I aint talking a true machinist on paper. There are some true machinist IMO that have never left their own garage. I'm talking a guy who can hit the mark, look at a drawing and see how to get to the end result, a problem solver and a thinker. Every one cant be a machinist but anyone can run a machine. The teacher gives us blue prints and send us on our way. Like yours, he has nothing to say unless we are wrong. He even lets us screw our own pooch and learn from it. But with out triangles your not getting to far with him and without gd&t you cant understand the prints. Our current project you need to mill two 20* angles with a reamed hole between them. You need trig for the sine bar and trig to find and check the angles. He dont expect us to know all about gd&t but you cant work off your datum if you dont even know what a datum is.

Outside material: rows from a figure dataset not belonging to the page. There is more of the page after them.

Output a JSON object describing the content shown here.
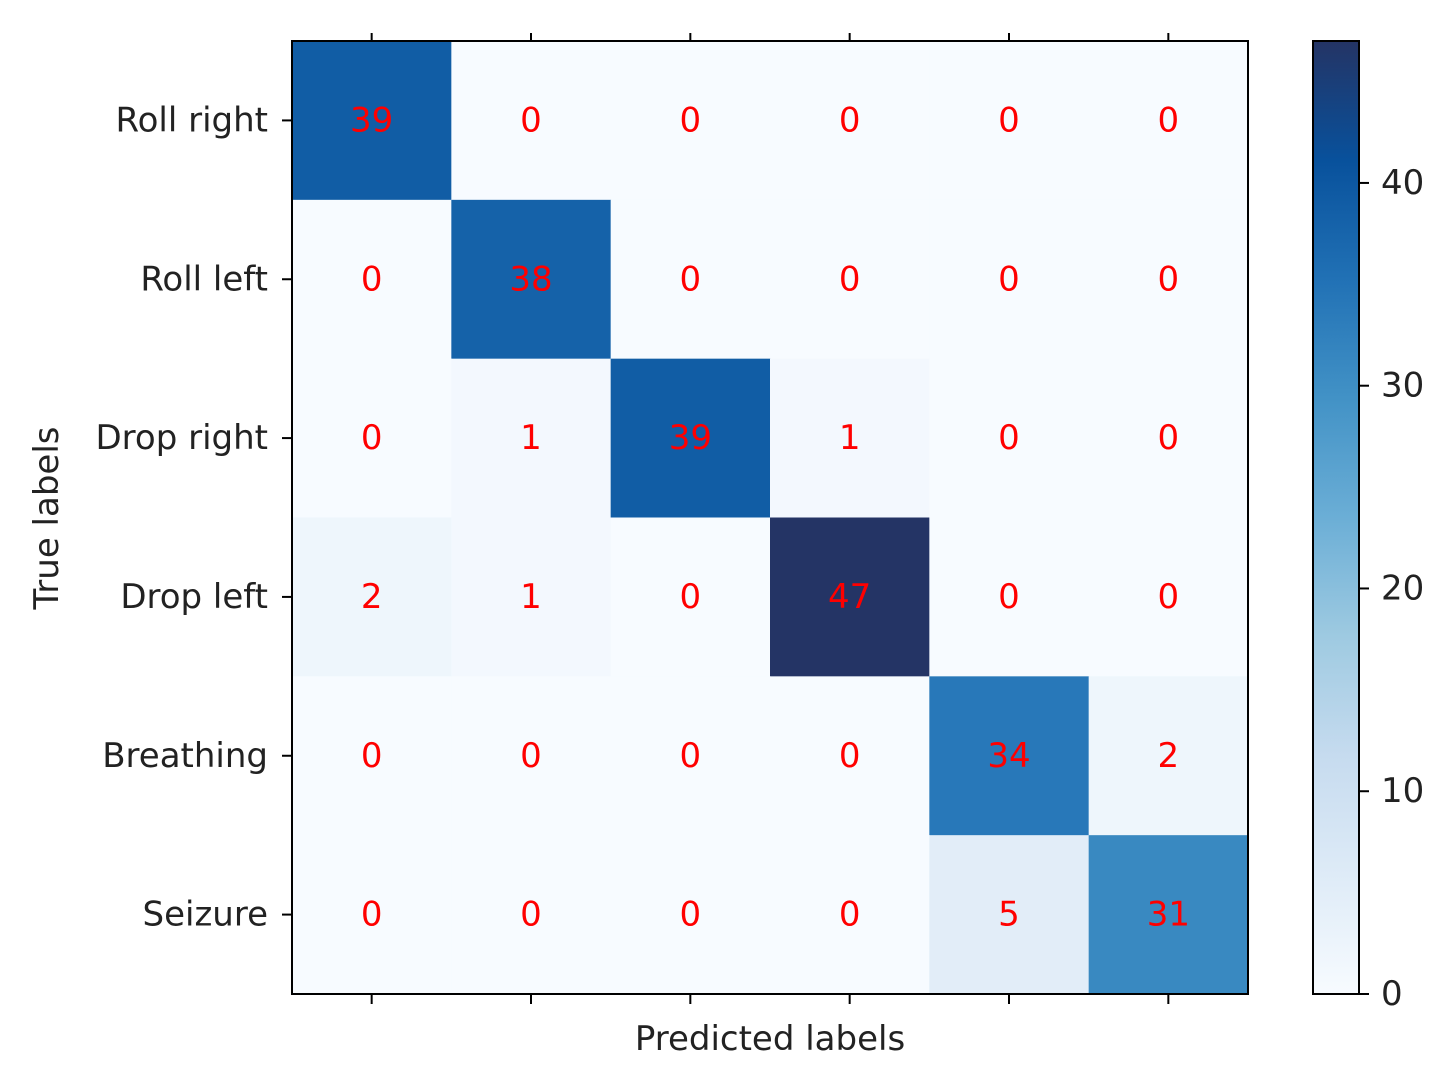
{
  "chart_data": {
    "type": "heatmap",
    "title": "",
    "xlabel": "Predicted labels",
    "ylabel": "True labels",
    "row_labels": [
      "Roll right",
      "Roll left",
      "Drop right",
      "Drop left",
      "Breathing",
      "Seizure"
    ],
    "col_labels": [
      "",
      "",
      "",
      "",
      "",
      ""
    ],
    "values": [
      [
        39,
        0,
        0,
        0,
        0,
        0
      ],
      [
        0,
        38,
        0,
        0,
        0,
        0
      ],
      [
        0,
        1,
        39,
        1,
        0,
        0
      ],
      [
        2,
        1,
        0,
        47,
        0,
        0
      ],
      [
        0,
        0,
        0,
        0,
        34,
        2
      ],
      [
        0,
        0,
        0,
        0,
        5,
        31
      ]
    ],
    "colorbar": {
      "min": 0,
      "max": 47,
      "ticks": [
        0,
        10,
        20,
        30,
        40
      ],
      "colormap": "Blues"
    },
    "annotation_color": "#ff0000",
    "grid": false
  }
}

My point is you can become one of 3 kinds. If you wish to be what I would consider a machinist you need to know alot more then how to run a machine. If you cant find 21* on a lathe using just a indicator your not a machinist. If you cant set 7 holes in a 6.325 Dia circle equally spaced with pen and paper or at least just a calculator your not a machinist. And you almost certainly are not a machinist at the end of most machinist schools. And many who have 30yr on a mill, well they still are not a machinist.
Are you looking for blue prints of things to make? I can copy what we are doing as we do it. What machines do you have access to?